A geração sacrificada
Antes de tecer quaisquer considerações, gostaria de definir o que entendo (e se entende sociologicamente) por geração.
Uma geração de seres humanos «contém» todos quantos nasceram no período de 25 anos, pois admite-se ser este o tempo máximo para se começarem a notar diferenças comportamentais nos grupos em análise (os que o antecedem e os que lhe sucedem). Assim sendo, eu, que sou um homem de 65 anos de idade, se me considerar no centro de uma geração poderei dizer que todos os indivíduos que têm idades compreendidas entre os 52 e os 77 anos pertencem ao mesmo grupo geracional em que me encontro. Evidentemente que as franjas ou extremos — todos os que têm entre 52 e 54 e os que têm entre 75 e 77 anos estarão mais próximos das gerações que, respectivamente, os antecedem e lhes sucedem. Um homem de 77 anos terá maiores afinidades com um outro que tenha 80 do que com um de 68, por exemplo, tal como um de 52 se identifica melhor com outro de 48 do que com um de 60. Mas esta é a análise marginal que, por regra foge aos padrões que definem a análise centralizada. Posto este ponto prévio, poderei passar ao cerne do apontamento de hoje: a minha geração foi a dos homens e mulheres sacrificados em Portugal. Vamos ver o motivo.

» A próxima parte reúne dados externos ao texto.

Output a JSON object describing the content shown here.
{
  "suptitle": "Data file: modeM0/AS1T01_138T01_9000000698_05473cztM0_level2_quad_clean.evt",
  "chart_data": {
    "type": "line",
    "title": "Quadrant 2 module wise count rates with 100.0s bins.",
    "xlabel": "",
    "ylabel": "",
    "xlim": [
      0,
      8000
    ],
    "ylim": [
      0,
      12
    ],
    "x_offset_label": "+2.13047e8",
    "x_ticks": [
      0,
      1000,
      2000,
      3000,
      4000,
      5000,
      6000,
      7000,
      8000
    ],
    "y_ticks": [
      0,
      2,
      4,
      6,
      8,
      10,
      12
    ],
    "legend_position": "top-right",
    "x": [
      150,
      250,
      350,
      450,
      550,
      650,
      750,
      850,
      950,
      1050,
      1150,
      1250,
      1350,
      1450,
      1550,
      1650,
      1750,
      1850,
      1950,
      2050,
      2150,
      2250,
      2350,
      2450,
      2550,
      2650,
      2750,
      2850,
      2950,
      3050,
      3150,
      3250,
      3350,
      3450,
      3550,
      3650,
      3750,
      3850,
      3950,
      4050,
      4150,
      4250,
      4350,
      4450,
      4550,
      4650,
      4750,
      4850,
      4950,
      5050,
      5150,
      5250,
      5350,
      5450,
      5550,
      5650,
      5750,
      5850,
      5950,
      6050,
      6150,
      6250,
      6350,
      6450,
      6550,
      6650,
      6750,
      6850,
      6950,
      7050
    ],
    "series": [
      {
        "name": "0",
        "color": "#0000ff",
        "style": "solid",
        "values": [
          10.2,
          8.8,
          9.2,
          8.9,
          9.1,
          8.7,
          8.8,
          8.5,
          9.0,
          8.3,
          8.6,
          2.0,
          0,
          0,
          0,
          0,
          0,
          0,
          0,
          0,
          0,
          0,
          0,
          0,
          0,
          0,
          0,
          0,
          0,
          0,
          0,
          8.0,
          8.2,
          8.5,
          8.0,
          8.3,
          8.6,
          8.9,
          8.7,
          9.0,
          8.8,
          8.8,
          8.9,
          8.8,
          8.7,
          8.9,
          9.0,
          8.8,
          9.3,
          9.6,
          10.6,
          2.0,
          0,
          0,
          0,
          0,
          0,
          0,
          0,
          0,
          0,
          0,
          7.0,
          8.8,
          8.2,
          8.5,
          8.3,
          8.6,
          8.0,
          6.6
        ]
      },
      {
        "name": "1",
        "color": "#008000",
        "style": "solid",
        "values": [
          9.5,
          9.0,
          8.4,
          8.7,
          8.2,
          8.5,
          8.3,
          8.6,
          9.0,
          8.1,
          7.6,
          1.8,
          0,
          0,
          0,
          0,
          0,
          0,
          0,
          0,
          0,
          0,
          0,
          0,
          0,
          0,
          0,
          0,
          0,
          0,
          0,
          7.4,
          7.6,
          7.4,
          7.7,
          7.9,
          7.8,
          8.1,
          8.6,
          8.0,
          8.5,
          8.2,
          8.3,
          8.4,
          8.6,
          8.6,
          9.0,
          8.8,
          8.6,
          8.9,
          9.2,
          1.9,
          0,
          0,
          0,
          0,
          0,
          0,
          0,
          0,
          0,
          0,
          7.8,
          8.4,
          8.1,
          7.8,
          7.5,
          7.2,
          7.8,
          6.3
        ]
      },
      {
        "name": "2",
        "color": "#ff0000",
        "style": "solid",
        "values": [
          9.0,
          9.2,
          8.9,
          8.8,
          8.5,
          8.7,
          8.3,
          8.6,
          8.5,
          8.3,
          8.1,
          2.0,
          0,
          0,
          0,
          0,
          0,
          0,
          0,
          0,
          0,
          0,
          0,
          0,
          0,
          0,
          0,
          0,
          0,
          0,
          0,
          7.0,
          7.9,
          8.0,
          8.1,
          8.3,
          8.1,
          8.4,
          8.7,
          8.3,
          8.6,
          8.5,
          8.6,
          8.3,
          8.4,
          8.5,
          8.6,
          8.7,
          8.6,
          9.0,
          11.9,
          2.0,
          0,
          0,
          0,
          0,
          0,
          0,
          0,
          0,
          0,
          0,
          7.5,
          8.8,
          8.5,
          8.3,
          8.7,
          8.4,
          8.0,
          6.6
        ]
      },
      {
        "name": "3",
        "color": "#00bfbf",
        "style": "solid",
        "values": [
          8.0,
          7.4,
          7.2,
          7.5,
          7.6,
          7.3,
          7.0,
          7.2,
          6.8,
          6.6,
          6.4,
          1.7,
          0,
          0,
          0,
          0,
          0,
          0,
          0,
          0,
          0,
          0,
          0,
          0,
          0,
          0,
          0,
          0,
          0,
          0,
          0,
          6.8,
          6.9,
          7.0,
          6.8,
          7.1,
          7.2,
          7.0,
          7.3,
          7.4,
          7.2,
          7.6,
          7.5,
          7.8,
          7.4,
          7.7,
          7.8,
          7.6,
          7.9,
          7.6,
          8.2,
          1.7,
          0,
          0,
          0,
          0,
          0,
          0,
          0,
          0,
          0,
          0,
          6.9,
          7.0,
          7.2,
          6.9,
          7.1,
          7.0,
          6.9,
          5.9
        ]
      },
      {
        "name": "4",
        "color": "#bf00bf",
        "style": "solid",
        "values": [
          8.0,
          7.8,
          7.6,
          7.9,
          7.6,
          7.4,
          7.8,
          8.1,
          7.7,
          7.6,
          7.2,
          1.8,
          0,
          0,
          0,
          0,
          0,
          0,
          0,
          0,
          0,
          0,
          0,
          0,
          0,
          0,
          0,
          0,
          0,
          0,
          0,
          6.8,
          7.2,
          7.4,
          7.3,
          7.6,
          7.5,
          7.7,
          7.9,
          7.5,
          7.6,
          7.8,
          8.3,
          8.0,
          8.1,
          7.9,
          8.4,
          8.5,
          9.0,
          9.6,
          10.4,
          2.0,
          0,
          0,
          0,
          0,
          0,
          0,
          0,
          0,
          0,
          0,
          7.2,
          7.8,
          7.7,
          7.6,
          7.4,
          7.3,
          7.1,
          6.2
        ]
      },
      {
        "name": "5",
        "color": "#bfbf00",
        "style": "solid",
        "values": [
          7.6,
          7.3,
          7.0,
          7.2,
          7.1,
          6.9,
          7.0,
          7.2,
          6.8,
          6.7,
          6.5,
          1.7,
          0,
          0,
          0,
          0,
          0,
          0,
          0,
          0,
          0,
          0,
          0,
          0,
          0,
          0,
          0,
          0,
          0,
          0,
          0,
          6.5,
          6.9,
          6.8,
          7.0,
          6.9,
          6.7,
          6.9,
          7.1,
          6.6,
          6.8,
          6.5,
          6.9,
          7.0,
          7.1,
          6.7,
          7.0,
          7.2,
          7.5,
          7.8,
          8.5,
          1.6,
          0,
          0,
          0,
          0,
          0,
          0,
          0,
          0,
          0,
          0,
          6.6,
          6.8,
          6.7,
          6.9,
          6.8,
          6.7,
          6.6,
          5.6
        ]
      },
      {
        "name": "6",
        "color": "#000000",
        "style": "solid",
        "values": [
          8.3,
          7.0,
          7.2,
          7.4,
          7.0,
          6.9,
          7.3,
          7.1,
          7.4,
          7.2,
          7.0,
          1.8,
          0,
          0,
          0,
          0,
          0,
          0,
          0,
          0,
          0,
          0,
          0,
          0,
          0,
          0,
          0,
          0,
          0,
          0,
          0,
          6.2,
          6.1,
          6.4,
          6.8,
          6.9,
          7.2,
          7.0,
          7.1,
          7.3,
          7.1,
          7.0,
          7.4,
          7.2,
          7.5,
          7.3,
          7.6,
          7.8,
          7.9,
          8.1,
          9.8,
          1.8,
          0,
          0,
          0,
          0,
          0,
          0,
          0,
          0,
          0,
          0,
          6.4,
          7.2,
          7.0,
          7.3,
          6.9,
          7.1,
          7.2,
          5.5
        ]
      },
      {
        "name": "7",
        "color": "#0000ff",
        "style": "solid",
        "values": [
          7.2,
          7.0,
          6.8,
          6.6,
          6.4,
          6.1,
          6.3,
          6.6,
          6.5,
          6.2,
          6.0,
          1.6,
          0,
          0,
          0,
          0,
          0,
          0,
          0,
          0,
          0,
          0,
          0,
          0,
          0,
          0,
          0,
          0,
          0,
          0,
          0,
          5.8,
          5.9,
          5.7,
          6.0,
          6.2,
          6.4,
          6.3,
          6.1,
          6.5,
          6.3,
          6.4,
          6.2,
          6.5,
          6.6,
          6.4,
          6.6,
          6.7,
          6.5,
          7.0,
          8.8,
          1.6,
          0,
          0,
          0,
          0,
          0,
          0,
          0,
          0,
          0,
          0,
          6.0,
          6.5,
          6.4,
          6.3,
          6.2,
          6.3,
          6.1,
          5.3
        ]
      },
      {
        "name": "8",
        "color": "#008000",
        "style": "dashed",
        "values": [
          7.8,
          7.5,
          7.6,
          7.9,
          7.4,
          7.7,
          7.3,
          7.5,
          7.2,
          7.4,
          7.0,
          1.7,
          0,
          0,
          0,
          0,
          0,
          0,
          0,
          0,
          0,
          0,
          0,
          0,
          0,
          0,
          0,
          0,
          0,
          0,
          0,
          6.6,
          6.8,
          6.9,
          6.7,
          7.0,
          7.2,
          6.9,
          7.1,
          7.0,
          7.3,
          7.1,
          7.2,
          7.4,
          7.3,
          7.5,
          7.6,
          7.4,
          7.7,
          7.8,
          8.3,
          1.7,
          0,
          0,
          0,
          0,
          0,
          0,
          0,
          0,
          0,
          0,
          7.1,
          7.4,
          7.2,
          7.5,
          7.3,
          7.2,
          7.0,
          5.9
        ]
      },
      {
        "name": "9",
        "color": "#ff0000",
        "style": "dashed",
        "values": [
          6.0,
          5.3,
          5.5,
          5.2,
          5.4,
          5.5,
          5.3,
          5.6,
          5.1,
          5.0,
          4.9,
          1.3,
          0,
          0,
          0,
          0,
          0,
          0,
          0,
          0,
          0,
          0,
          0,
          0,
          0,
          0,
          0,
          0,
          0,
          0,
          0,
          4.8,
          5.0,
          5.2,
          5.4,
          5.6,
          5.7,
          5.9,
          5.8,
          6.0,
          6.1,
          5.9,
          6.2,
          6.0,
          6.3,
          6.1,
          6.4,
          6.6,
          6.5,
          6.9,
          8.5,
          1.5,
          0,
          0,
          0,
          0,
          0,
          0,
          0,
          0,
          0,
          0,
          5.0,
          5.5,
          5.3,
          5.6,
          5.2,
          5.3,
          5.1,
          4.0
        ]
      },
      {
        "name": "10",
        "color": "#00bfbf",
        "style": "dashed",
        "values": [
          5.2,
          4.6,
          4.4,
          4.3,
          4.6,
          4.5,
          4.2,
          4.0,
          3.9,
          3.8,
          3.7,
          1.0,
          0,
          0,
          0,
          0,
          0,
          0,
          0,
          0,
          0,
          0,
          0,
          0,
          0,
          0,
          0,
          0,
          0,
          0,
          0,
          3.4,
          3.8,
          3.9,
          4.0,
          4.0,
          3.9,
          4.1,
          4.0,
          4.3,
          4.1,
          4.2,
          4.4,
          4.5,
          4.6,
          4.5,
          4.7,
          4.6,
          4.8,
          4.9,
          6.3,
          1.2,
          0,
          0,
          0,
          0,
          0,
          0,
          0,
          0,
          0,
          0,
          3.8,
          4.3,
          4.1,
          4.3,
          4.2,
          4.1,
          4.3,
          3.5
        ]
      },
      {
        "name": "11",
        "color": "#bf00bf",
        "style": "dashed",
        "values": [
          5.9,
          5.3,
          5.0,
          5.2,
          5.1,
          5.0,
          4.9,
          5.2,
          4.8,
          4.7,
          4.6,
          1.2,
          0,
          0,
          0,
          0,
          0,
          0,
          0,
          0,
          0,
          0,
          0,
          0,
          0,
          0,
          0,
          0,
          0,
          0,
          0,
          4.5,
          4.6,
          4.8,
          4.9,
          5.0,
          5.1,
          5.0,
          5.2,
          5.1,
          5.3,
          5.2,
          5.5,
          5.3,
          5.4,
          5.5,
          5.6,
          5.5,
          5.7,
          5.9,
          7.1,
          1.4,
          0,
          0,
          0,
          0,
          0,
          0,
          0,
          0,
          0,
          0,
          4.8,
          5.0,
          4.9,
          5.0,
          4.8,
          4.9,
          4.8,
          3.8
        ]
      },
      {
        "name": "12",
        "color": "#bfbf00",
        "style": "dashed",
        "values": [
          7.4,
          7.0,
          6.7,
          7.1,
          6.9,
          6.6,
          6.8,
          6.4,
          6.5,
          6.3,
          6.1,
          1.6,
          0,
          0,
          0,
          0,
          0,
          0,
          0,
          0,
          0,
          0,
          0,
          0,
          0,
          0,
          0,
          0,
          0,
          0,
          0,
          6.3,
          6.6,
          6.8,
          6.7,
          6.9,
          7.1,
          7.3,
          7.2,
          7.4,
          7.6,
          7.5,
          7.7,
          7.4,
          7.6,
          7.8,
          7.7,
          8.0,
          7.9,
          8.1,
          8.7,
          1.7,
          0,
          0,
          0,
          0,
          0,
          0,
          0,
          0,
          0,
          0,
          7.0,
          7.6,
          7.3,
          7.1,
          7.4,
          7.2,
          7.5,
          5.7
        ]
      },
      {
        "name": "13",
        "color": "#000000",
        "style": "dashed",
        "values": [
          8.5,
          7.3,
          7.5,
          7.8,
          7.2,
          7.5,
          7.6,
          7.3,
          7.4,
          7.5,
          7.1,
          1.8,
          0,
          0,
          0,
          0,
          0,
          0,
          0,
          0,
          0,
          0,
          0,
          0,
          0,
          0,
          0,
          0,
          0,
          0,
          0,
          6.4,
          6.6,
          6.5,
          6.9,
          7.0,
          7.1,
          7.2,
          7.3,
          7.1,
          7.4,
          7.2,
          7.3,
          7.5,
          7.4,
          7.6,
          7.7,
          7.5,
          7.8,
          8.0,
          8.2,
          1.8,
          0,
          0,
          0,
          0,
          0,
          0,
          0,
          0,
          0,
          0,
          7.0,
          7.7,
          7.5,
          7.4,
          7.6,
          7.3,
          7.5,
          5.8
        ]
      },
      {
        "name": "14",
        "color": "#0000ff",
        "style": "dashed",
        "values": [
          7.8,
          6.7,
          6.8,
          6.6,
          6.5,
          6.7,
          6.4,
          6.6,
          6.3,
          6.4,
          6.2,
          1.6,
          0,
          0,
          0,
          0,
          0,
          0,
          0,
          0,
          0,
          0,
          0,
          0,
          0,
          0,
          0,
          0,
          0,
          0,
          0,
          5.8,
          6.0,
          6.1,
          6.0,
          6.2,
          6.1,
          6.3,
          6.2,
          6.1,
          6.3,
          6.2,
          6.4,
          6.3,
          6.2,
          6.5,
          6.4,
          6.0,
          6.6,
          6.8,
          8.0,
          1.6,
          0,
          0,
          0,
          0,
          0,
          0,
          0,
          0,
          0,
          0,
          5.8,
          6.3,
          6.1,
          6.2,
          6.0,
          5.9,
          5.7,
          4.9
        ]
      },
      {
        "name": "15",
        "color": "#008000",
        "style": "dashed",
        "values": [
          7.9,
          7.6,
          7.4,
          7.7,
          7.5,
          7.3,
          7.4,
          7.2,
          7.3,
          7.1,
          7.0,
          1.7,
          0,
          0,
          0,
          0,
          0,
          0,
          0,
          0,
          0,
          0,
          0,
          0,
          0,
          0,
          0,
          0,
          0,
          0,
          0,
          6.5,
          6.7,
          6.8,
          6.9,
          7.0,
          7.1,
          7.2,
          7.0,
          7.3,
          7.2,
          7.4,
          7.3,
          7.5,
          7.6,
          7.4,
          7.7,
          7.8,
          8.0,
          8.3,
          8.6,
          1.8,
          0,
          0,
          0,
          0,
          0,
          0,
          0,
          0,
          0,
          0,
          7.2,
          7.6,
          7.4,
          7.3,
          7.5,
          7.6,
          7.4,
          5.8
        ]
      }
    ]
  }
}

Todos os que nasceram na proximidade do ano de 1930 sofreram, na infância, os efeitos de vários fenómenos sociais, económicos e políticos que se conjugaram para lhes proporcionar uma meninice e começo de juventude dificultados aos mais variados níveis. Apanharam os restos dos efeitos perversos da Grande Depressão reflectidos na Europa; a afirmação da ditadura fascizante de Salazar; as restrições financeiras resultantes do desejo de equilíbrio orçamental; as consequências colaterais da Guerra Civil de Espanha logo seguidas das resultantes da eclosão da 2.ª Guerra Mundial: racionamento, medo de perda da neutralidade e possível invasão do território, repressão policial, doutrinação ideológica fascizante no seu ponto mais alto. Quando tinham 15 ou 16 anos, a derrota da Alemanha parecia ter trazido a paz ao mundo, mas a destruição de toda a máquina económica europeia fez arrastar por mais um lustro as faltas de artigos e produtos mais essenciais, entretanto, consolidava-se, com a conivência das potências aliadas e vencedoras, o ditador que não permitia a abertura a novas formas de pensar resultantes do conflito militar. A Guerra Fria veio ensombrar os seus vinte anos e levá-los para as fileiras do Exército onde foram apanhados pelas grandes manobras militares do então recém construído campo de treino em Santa Margarida, próximo de Abrantes.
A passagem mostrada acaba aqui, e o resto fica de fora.